March 26, 2019 at 11:23 am
(This post was last modified: March 26, 2019 at 11:34 am by Simon Moon.)
(March 20, 2019 at 3:28 am)Catharsis Wrote: When the sun rises over the good and the bad
and the rain pours on the righteous as well as the wicked,
wouldn't you wish there's a god?
Besides all ideas about the creator being a wicked psychopath
wouldn't you wish for a loving god?
No.
There is not a single idea of a god that interacts with the universe on human's behalf or hinderance that I've ever been presented with, that is not tantamount to a dictatorship.
Even a benevolent god would be a dictator.
(March 20, 2019 at 6:27 am)Acrobat Wrote:(March 20, 2019 at 5:16 am)Belaqua Wrote: I think you'll see from the replies that people here focus their not-belief on a very specific image of God.
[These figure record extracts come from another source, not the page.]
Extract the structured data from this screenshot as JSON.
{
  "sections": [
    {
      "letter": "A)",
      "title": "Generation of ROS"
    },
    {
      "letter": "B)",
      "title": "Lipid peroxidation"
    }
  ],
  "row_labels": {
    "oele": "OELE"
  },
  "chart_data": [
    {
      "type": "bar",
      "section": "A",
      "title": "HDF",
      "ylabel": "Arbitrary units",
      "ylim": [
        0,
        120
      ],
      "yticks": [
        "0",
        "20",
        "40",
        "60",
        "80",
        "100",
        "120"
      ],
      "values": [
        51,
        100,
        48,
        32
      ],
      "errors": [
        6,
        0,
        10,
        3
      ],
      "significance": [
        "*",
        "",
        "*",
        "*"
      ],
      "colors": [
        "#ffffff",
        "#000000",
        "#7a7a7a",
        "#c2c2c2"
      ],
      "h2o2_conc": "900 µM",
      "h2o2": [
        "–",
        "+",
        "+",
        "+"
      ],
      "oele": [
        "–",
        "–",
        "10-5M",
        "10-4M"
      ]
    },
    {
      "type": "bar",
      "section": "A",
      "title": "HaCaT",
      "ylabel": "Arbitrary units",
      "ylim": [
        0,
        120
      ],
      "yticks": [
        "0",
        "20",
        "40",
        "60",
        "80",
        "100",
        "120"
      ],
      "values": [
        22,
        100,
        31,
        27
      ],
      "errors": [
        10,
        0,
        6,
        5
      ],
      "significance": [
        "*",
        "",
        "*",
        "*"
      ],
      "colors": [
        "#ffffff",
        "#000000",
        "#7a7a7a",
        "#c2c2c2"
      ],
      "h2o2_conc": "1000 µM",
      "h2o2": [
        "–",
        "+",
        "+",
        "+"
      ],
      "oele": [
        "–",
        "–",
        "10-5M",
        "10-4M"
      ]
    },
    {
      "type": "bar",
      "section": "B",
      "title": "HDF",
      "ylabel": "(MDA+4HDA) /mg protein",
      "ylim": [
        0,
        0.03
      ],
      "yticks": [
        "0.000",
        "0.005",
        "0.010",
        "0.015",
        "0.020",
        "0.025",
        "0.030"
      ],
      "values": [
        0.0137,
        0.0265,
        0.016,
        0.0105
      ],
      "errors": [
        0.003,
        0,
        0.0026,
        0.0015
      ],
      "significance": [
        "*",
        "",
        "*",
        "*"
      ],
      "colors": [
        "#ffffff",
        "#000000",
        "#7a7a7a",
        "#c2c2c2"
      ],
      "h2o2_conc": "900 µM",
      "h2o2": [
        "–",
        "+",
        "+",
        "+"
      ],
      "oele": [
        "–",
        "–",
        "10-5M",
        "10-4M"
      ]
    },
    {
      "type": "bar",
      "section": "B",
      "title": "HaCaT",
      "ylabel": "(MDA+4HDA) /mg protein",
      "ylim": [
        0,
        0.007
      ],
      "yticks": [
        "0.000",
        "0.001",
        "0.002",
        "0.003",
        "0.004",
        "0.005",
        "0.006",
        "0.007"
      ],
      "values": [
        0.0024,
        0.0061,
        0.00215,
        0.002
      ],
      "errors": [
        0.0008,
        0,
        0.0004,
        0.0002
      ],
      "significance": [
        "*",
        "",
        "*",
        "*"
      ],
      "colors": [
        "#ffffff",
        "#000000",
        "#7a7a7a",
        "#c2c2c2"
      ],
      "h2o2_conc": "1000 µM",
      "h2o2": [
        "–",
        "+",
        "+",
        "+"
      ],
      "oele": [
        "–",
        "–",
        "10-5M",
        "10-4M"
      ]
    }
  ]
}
Basically a naive literalist reading of the early Old Testament.
Though people are adamant that their not-belief extends to all the different images of God people have believed in, this is the one that they talk about. What William Blake called Nobodaddy. It doesn't matter that no theologian has ever agreed with that view.
Sometimes it seems as if people formed a view of the Christian God when they were about 12 years old, decided it was bad, and stopped believing. It doesn't occur to them that a 12-year-old might not have the most well-informed judgment.
I'm curious of your own view of this. Is there a way for you to describe your thoughts about what God is in a way that wouldn't require as many pages as Thomas Aquinas wrote? People here will insult you no matter what you say, so in that sense any reaction will be the same. But I'm curious.
I think it's interesting that atheists here indicate they don't want God to exist, that they prefer there be no God. I would say such a desire plays a significant role in why they don't believe. Creates a barrier to prevent belief.
I have no barrier that prevents me from belief.
I am able to believe anything that is supported by: demonstrable and falsifiable evidence, reasoned argument, and valid and sound logic.
If your version of a god was able to meet the above criteria, I would be compelled (by my intellectual honesty) to believe it exists. But please note, just because I would then believe it exists (if the case for its existence met the above criteria), does not mean I would be compelled to worship it.
You'd believe if you just opened your heart" is a terrible argument for religion. It's basically saying, "If you bias yourself enough, you can convince yourself that this is true." If religion were true, people wouldn't need faith to believe it -- it would be supported by good evidence.